Pressure and doping effects on the electronic structure and magnetism of the single-layer nickelate La2NiO4

Abstract

La2NiO4 is a prototypical member of the Ruddlesden-Popper nickelate series that offers a valuable reference point for elucidating the key ingredients behind the intriguing properties of these systems. However, the structural and electronic properties of La2NiO4 under pressure and doping remain surprisingly underexplored. Here, we investigate these properties using density-functional-theory calculations. We find that its tetragonal I4/mmm structure can be stabilized, not only under pressure, but also at ambient pressure via the partial substitution of La with Ba. In both cases, we find a pronounced magnetostructural interplay that manifests, in particular, as anomalies in the lattice-parameter evolution with composition, deviating from Vegard's law.
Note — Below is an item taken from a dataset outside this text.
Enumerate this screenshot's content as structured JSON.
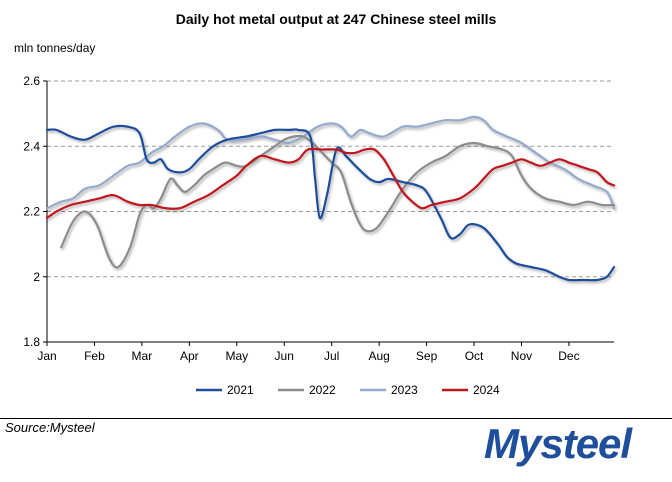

Moreover, we show that the combined effects of Ba substitution and pressure leads to qualitative changes in the electronic structure towards the formal d7.5 configuration of the superconducting bilayer nickelates. Further, while La2NiO4 can undergo a insulator-metal transition with pressure retaining G-type antiferromagnetic order, La1.5Ba0.5NiO4 exhibits metallic behavior with an enhanced competition between different magnetic states. Our results thus offer new insights into the interplay of structure, doping, and magnetism across the Ruddlesden-Popper nickelate series.